In episode two, Hannah, Adam, and Shoshanna go on a road trip to pick up Jessa after she is kicked out of rehab for bad behavior. Now that he’s in a relationship with Hannah, expect to see a lot more of Adam in the season to come. He shuts down the idea for the three to play the classic teen game “Truth or Dare” (also the episode’s title), from an overeager Shoshanna, who is revealed to be totally oblivious to her former roommate Jessa’s drug problems.

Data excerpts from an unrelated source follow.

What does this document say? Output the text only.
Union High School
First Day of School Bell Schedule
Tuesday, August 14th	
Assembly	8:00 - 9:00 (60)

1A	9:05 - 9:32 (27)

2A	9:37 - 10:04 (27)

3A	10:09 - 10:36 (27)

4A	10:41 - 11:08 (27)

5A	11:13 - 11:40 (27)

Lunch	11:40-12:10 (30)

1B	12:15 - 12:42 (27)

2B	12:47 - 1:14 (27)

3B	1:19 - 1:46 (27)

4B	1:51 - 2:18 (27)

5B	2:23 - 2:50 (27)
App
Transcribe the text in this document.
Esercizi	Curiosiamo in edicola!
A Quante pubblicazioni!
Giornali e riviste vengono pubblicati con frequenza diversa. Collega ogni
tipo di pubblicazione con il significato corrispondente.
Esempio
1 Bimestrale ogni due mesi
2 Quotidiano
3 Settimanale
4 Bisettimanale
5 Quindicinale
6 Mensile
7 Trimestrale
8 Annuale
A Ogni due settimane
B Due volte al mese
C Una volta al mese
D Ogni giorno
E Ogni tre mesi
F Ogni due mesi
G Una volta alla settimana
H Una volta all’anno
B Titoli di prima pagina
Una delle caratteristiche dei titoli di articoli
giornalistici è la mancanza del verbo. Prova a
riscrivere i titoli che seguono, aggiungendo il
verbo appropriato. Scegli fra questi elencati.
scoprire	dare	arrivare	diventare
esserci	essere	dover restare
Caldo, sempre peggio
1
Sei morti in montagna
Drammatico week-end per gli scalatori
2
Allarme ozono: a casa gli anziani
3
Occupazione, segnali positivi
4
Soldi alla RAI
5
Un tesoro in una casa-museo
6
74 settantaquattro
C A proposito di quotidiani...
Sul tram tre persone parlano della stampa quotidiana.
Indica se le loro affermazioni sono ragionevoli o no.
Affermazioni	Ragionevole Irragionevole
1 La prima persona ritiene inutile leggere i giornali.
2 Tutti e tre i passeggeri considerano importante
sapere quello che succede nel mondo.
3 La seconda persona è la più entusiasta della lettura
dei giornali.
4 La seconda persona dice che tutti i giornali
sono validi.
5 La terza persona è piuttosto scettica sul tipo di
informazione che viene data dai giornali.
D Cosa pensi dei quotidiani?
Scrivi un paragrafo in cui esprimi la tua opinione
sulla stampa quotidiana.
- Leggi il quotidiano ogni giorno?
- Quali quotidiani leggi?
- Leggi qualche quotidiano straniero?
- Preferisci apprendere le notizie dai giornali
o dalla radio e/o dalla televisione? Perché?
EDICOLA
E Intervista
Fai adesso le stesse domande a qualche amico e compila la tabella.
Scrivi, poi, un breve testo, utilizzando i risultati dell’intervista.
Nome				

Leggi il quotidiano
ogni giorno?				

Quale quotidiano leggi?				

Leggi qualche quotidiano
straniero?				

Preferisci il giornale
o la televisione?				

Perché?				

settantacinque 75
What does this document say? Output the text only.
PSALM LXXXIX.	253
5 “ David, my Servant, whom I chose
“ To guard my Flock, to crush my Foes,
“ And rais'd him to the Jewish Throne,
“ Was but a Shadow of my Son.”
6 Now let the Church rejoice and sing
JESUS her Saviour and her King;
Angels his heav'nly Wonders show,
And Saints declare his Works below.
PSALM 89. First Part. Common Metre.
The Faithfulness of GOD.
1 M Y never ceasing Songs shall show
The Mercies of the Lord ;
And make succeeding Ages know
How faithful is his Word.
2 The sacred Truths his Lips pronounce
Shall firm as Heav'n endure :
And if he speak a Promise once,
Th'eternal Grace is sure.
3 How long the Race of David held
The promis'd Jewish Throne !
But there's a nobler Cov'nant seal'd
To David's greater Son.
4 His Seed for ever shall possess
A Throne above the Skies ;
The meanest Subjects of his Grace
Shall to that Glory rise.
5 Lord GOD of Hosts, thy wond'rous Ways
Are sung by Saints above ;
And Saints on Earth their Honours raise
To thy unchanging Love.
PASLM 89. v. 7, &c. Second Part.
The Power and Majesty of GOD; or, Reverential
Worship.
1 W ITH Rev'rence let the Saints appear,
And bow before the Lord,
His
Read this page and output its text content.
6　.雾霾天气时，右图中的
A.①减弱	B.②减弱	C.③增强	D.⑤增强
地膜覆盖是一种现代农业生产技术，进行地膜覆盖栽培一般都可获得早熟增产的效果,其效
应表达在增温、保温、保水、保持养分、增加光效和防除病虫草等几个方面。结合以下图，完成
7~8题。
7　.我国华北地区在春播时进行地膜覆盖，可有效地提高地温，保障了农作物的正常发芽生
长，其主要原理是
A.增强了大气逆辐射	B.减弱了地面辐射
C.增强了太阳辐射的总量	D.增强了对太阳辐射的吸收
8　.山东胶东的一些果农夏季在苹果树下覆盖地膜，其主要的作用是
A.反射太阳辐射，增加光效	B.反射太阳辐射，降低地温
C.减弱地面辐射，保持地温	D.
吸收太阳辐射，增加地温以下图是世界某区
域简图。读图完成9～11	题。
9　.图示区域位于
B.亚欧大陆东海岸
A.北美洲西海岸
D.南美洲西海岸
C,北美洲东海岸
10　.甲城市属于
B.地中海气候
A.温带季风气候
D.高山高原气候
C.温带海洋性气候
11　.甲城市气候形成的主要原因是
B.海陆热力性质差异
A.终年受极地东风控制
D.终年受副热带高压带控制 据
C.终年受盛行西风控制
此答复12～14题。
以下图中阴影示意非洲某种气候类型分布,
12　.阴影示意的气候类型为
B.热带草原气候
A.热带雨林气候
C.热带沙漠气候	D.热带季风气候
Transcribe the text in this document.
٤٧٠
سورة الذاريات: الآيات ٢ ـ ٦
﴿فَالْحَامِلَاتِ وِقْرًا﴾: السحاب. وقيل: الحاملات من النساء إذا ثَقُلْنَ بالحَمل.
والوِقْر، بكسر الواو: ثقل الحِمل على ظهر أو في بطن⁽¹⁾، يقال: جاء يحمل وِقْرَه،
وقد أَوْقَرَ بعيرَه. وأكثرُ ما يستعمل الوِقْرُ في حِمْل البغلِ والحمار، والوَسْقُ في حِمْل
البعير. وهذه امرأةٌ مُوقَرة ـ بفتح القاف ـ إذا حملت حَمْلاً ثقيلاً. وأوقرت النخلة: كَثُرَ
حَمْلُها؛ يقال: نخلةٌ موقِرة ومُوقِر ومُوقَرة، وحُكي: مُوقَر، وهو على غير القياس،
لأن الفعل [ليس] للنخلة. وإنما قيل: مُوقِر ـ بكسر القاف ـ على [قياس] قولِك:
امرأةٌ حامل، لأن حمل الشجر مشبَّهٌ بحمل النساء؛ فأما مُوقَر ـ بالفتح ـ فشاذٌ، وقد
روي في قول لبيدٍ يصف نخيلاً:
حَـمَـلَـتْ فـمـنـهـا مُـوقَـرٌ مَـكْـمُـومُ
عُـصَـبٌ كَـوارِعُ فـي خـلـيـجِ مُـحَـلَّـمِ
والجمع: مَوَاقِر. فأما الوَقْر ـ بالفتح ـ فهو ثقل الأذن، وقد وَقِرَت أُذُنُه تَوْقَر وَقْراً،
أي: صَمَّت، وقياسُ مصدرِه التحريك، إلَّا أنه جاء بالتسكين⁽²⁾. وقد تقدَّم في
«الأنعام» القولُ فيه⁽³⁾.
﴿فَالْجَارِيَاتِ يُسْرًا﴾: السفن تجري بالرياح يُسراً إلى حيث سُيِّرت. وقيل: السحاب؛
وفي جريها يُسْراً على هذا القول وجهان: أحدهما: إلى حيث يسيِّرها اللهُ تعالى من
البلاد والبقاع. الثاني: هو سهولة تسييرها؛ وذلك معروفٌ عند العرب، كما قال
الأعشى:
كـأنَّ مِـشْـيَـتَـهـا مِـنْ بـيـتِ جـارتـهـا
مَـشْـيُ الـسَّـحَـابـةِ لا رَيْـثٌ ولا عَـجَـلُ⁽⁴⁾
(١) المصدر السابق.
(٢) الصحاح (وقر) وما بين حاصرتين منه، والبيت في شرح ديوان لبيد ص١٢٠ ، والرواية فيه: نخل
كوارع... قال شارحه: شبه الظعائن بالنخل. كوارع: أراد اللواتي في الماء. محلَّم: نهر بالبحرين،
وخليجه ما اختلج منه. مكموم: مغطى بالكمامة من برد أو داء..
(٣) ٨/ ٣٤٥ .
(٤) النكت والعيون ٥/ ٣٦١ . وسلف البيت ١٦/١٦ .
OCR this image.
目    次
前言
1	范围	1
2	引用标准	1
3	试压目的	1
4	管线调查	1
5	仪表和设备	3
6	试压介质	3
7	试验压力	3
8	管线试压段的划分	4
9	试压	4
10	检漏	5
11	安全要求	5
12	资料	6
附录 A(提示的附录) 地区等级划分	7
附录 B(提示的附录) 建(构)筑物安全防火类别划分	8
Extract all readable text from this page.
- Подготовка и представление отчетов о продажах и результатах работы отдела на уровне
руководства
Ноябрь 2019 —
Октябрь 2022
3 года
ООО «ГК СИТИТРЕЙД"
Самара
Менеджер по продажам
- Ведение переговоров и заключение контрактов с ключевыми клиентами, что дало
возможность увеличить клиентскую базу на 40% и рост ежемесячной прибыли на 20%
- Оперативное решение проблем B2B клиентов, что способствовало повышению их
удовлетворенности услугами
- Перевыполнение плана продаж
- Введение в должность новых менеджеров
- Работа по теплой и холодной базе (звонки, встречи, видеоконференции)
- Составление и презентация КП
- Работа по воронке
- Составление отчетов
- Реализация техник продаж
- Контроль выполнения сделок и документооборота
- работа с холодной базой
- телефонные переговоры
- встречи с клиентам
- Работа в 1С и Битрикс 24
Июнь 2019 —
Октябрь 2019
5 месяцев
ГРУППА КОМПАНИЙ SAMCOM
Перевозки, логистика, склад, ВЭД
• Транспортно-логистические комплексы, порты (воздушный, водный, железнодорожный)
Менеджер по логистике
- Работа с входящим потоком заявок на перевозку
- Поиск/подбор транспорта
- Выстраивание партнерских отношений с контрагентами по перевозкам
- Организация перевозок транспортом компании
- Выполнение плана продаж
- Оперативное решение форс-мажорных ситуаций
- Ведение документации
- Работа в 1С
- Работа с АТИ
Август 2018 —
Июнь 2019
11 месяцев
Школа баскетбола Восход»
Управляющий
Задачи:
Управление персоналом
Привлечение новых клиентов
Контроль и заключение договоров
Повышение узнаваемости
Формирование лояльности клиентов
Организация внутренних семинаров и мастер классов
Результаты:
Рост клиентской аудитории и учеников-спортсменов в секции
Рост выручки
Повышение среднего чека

Broken up with Ray, Shoshanna has entered a “sexually adventurous” phase. A post-breakup Marnie supports Shosh’s new lifestyle: “I think it’s really smart. If you can avoid love and feelings and matters of the heart and soul, you will be so much better off.” Sure enough, Adam is the one to remind Marnie of who she once was: “That’s the saddest thing I’ve ever heard.” Adam’s emotional stability makes him a role model for each of the girls, not just Hannah—and it doesn’t hurt that he’s the only one old enough to rent a car for the trip.

Told by Hannah on the road trip that he doesn’t understand the nature of female friendship, he responds tellingly. “You’re right, and I don’t want to if it involves ignoring all logic and being totally hysterical,” he says, noting as a former addict himself that it’s a bad idea to take someone out of rehab early. When Adam quips that he doesn’t dislike Hannah’s friends, but that he’s also “not interested in anything they have to say,” Hannah concedes, “I’m not interested in what any of them have to say! That’s not the point of friendship.” Yet with Jessa’s honesty in question, Marnie in shambles, and Shoshanna’s immaturity fully revealed, we are left to wonder if anything still holds the girls together.

In a rare move to expand Girls’ reach among its target 20-something audience, HBO has put episodes one and two of season three on YouTube, so you can at least start the series without subscribing to HBO GO. HBO has also just confirmed a fourth season (to come out early next year).